Fabian Raimondo, who was appointed on February 15, 2017, but whose name was not revealed to the parties until the afternoon of March 3, “was hired in December 2012 as an independent counsel in the Prosecutor’s Office in the Gbagbo and Blé Goudé trial,” said Knoops. Fabian Raimondo was then consulted to evaluate confidential documents seized on the telephone of P-69, a witness now removed from the list.

The defense therefore found Raimondo too involved in the case to be able to impartially advise the expected witness. “He played an important role for the prosecution team” and could “influence the witness psychologically,” said Knoops, who asked the lawyer to withdraw. “This could otherwise have an impact on the fairness of the proceedings and the chamber’s missions in its search for the truth.”

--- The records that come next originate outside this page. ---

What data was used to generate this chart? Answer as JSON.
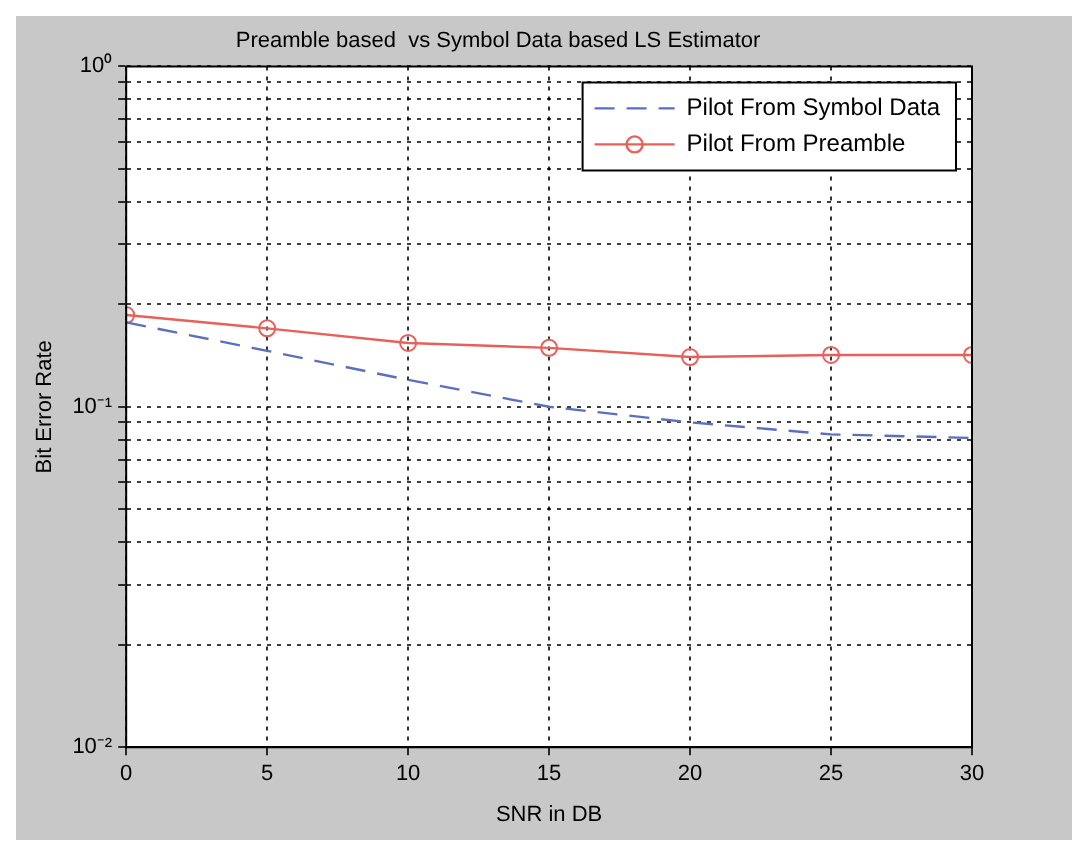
{
  "chart_data": {
    "type": "line",
    "title": "Preamble based  vs Symbol Data based LS Estimator",
    "xlabel": "SNR in DB",
    "ylabel": "Bit Error Rate",
    "x": [
      0,
      5,
      10,
      15,
      20,
      25,
      30
    ],
    "series": [
      {
        "name": "Pilot From Symbol Data",
        "color": "#5a6fc0",
        "line_style": "dashed",
        "marker": "none",
        "values": [
          0.177,
          0.146,
          0.12,
          0.1,
          0.09,
          0.083,
          0.081
        ]
      },
      {
        "name": "Pilot From Preamble",
        "color": "#e8605a",
        "line_style": "solid",
        "marker": "circle",
        "values": [
          0.186,
          0.17,
          0.154,
          0.149,
          0.14,
          0.142,
          0.142
        ]
      }
    ],
    "log": "y",
    "grid": true,
    "legend": "top right",
    "xlim": [
      0,
      30
    ],
    "xticks": [
      0,
      5,
      10,
      15,
      20,
      25,
      30
    ],
    "ylim": [
      0.01,
      1
    ],
    "yticks": [
      {
        "value": 0.01,
        "label": "10⁻²"
      },
      {
        "value": 0.02,
        "label": null
      },
      {
        "value": 0.03,
        "label": null
      },
      {
        "value": 0.04,
        "label": null
      },
      {
        "value": 0.05,
        "label": null
      },
      {
        "value": 0.06,
        "label": null
      },
      {
        "value": 0.07,
        "label": null
      },
      {
        "value": 0.08,
        "label": null
      },
      {
        "value": 0.09,
        "label": null
      },
      {
        "value": 0.1,
        "label": "10⁻¹"
      },
      {
        "value": 0.2,
        "label": null
      },
      {
        "value": 0.3,
        "label": null
      },
      {
        "value": 0.4,
        "label": null
      },
      {
        "value": 0.5,
        "label": null
      },
      {
        "value": 0.6,
        "label": null
      },
      {
        "value": 0.7,
        "label": null
      },
      {
        "value": 0.8,
        "label": null
      },
      {
        "value": 0.9,
        "label": null
      },
      {
        "value": 1,
        "label": "10⁰"
      }
    ]
  }
}
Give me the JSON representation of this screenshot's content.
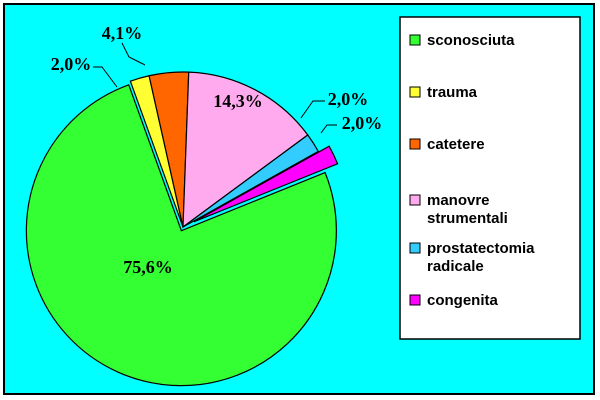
{
  "chart_data": {
    "type": "pie",
    "categories": [
      "sconosciuta",
      "trauma",
      "catetere",
      "manovre strumentali",
      "prostatectomia radicale",
      "congenita"
    ],
    "values": [
      75.6,
      2.0,
      4.1,
      14.3,
      2.0,
      2.0
    ],
    "labels": [
      "75,6%",
      "2,0%",
      "4,1%",
      "14,3%",
      "2,0%",
      "2,0%"
    ],
    "colors": [
      "#33ff33",
      "#ffff33",
      "#ff6600",
      "#ffaaee",
      "#33ccff",
      "#ff00ff"
    ],
    "legend_lines": [
      [
        "sconosciuta"
      ],
      [
        "trauma"
      ],
      [
        "catetere"
      ],
      [
        "manovre",
        "strumentali"
      ],
      [
        "prostatectomia",
        "radicale"
      ],
      [
        "congenita"
      ]
    ],
    "legend_position": "right",
    "exploded_slices": [
      "sconosciuta",
      "congenita"
    ],
    "background": "#00ffff"
  }
}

“It is necessary to make a quick decision”

The request was supported by Altit, who found it equally prejudicial that Raimondo be counsel for both witnesses P-10 and P-11. “If P-11 is asked a question and the answer may be damaging to P-10, what will counsel do, since he is supposed to protect his witness? This is a fundamental issue.”

Gbagbo’s lawyer believed that Raimondo was “caught in a vise challenging his mission and forcing him to arbitrate. The conflict of interest is doubly constituted. We have to make a quick decision,” he said.

For his part, prosecution lawyer Eric MacDonald denounced the defense request as a “delaying tactic” and said he had never met Raimondo, believing otherwise “his two mandates were irrelevant.”

The defense’s request was heard by Presiding Judge Cuno Tarfusser. He pointed out that the conflict of interest had not yet been established and stated that in order to avoid “negative perceptions about the proceedings” and not to impede the integrity and transparency of the trial, the appointment of Raimondo was revoked.

Two new French-speaking lawyers were to be appointed before March 8, the date the hearings will resume, one for P-11 and the other for P-10. The witness’s identities remain unknown at the moment, but it is very likely that they were senior Defense and Security Forces officials who worked under Laurent Gbagbo.


Laurent Gbagbo and Charles Blé Goudé are charged with four counts of crimes against humanity, including murder, rape, and other inhumane acts, or – in the alternative – attempted murder and persecution. The accused allegedly committed these crimes during post-electoral violence in Côte d’Ivoire between December 16, 2010 and April 12, 2011.

This summary comes from Ivoire Justice, a project of Radio Netherlands Worldwide (RNW), which offers monitoring and commentary on the ICC’s proceedings arising from the post-election violence that occurred in Cote d’Ivoire in 2010-2011. It has been translated into English for use on International Justice Monitor.